Chemotherapy with streptozocin (STZ) and 5-FU is considered as first-line treatment in patients with progressive well-differentiated pancreatic neuroendocrine tumor (PNET), although the studies were published a considerable time ago [18, 34]. Recently, somatostatin analogues were shown to prolong the progression-free survival in a subgroup of non-functional PNET patients. After failure of first-line treatment or severe toxicities targeted molecules such as everolimus and sunitinib have been approved after phase III trials demonstrated improvement of PFS. Besides these two trials, randomized therapeutic studies in PNET are rare, given the low prevalence of this disease. Watch and wait strategies in advanced unresectable PNET patients are no longer feasible based on the CLARINET trial demonstrating a benefit for the somatostatin analogue (SSA) lanreotide in PNET. Among all neuroendocrine tumors, the pancreatic tumor site and stage IV disease represent negative prognostic factors. In contrast to low-proliferating NET tumors in other locations for which watch-and-wait strategies can be justified, almost all advanced PNET patients are eligible to receive treatment.
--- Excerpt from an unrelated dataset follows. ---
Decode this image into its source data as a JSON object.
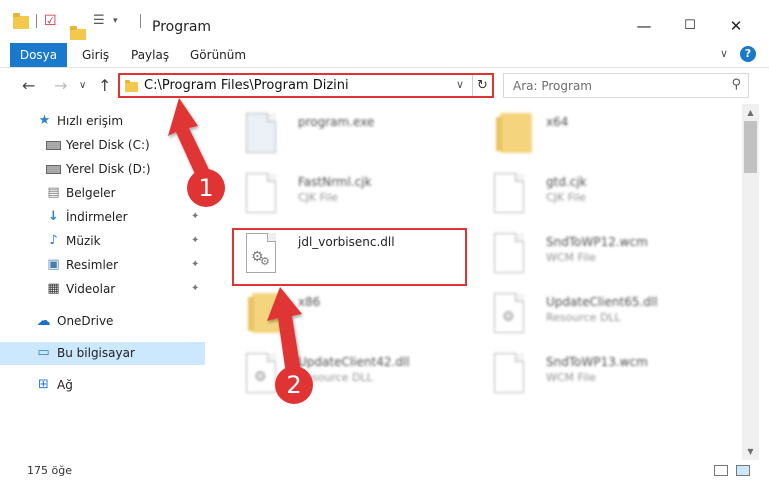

In addition to the fact that randomized evidence on the available therapeutic options is limited, the optimal sequence of available therapeutic options remains also controversial. Since PNET patients frequently undergo multiple lines of treatment and median overall survival (OS) ranges between 5 and 10 years, the influence of one particular therapeutic regimen and its timing in the sequence of therapy lines on OS is moderate hard to assess. Additionally, the combination of different therapeutic protocols e.g. SSA in combination with chemotherapy or targeted agents is not evidence-based but is frequently applied clinical routine. The evaluation of the biologically meaningful combination treatment with the cytotoxic agent dacarbazine (DTIC) and the antiangiogenic molecule ramucirumab represents a first step to generate new evidence in this context and to overcome resistance to currently available treatment options in PNET.

Trial status

Protocol version 01 was released in August 2018. Recruitment started in June 2019 and the participating centres were successively initiated. Actually, 25 patients have been recruited by all centres. The recruitment period is expected to last another 18 months (status September 2021).